The report highlights that the remaining Bitcoin reserves on exchanges are dwindling quickly, with only around 2 million Bitcoins left.
According to Bybit’s analysis, if the daily inflow of $500 million continues to Bitcoin Spot ETFs, roughly 7,142 bitcoins are expected to be withdrawn from exchanges each day. This trend suggests that all remaining exchange reserves could be exhausted in just nine months.
The upcoming Bitcoin halving, scheduled for April 2024, will further exacerbate the supply constraints by reducing the mining reward by half, thus making Bitcoin twice as scarce as gold. The report cites the Stock-to-Flow (S2F) model, which measures the scarcity of a commodity. Currently, Bitcoin’s S2F ratio is around 56, close to gold’s ratio of 60. Post-halving, Bitcoin’s S2F ratio is expected to double to 112, the report says.
Institutional investors have been particularly active, with reports indicating massive allocations to Bitcoin in the months leading up to the halving. The report also notes a strong price correlation between Bitcoin and other cryptocurrencies, with Bitcoin often considered the crypto asset with the lowest risk.
Deep-pocket investor investors often adopt a “sell the news” strategy, accumulating positions before an event like a halving and selling afterward. However, the approval of new products like Spot ETFs means some institutions are still in the process of gaining exposure, restricted by investment mandates that limit engagement with newly launched products.
“Each Bitcoin halving sharpens the narrative of Bitcoin as not just a currency, but a scarce digital asset, akin to digital gold. This upcoming halving in 2024 will thrust Bitcoin into an era of unprecedented scarcity, making it twice as rare as gold,” said Ben Joe, Co-Founder and CEO of Bybit.

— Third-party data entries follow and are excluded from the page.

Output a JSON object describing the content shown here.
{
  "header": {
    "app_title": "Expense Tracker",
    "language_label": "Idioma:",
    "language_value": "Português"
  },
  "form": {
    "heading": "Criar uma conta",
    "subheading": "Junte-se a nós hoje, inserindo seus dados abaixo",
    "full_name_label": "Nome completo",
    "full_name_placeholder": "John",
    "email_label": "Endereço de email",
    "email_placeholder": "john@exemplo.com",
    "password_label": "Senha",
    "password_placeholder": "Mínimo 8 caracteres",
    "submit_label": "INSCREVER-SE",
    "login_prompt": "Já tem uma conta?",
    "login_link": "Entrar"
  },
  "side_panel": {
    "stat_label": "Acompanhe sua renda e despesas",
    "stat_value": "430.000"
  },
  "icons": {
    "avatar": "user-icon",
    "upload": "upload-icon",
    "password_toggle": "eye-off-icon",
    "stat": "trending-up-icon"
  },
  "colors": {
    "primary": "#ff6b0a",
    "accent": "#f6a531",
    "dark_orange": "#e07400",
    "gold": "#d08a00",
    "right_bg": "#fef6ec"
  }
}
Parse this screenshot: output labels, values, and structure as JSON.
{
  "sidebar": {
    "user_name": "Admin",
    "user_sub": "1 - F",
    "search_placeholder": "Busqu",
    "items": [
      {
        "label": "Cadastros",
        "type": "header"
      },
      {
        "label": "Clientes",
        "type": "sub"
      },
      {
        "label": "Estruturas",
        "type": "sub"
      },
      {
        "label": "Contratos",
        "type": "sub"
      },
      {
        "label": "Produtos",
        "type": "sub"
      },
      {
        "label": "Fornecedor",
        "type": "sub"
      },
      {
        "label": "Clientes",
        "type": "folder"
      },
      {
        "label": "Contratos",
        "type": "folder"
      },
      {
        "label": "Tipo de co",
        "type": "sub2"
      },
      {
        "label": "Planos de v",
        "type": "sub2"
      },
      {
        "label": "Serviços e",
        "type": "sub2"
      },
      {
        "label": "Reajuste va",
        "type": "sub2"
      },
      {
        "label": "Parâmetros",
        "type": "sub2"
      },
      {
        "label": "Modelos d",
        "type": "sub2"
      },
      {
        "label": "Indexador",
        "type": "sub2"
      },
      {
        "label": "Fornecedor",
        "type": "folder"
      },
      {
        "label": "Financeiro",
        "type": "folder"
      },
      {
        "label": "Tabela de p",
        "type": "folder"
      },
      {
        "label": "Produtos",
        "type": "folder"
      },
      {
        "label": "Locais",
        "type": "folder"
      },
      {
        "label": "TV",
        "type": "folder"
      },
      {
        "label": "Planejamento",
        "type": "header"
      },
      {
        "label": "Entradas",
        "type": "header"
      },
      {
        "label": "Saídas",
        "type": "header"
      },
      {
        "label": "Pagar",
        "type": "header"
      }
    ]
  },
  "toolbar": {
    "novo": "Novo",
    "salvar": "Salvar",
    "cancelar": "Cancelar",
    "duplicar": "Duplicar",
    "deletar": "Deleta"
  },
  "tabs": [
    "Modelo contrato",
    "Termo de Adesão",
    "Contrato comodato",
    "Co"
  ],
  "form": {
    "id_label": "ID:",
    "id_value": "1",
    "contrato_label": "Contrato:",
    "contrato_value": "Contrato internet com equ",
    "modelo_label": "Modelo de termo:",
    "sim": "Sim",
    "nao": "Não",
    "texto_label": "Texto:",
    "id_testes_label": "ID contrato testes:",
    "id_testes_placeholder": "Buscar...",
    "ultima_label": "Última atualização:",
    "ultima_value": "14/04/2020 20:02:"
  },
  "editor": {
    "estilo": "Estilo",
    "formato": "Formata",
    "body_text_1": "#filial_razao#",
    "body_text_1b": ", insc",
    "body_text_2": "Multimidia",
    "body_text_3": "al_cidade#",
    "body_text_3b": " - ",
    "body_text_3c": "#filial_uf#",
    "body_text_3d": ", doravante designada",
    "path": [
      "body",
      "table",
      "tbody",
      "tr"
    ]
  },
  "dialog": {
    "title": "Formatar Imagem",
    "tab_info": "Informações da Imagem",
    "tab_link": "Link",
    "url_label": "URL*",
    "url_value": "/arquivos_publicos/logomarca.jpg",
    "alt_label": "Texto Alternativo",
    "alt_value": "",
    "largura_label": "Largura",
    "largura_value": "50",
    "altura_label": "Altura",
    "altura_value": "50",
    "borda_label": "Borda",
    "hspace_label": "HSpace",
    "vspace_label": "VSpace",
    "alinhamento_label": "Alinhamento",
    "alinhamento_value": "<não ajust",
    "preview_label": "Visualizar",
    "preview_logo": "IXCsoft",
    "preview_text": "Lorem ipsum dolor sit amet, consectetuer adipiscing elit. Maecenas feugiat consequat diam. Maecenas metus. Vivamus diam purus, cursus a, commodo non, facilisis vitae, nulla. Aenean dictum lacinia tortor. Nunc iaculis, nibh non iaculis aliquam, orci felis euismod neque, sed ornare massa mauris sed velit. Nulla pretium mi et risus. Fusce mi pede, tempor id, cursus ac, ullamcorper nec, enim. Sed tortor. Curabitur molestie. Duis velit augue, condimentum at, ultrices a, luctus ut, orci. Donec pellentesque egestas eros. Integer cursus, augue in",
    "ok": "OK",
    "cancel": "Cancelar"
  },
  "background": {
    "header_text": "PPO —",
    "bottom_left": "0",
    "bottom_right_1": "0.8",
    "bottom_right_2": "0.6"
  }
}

Bitcoin halving is a critical event for the flagship cryptocurrency, occurring every 210,000 blocks—roughly every four years—which halves the reward for mining Bitcoin. This mechanism is designed to control the release of new bitcoins and curb inflation.
The network’s fixed supply is capped at 21 million units, with the most recent halving in May 2020 reducing the mining reward from 12.5 to 6.25 bitcoins per block. The next halving will decrease the reward to 3.125 bitcoins per block.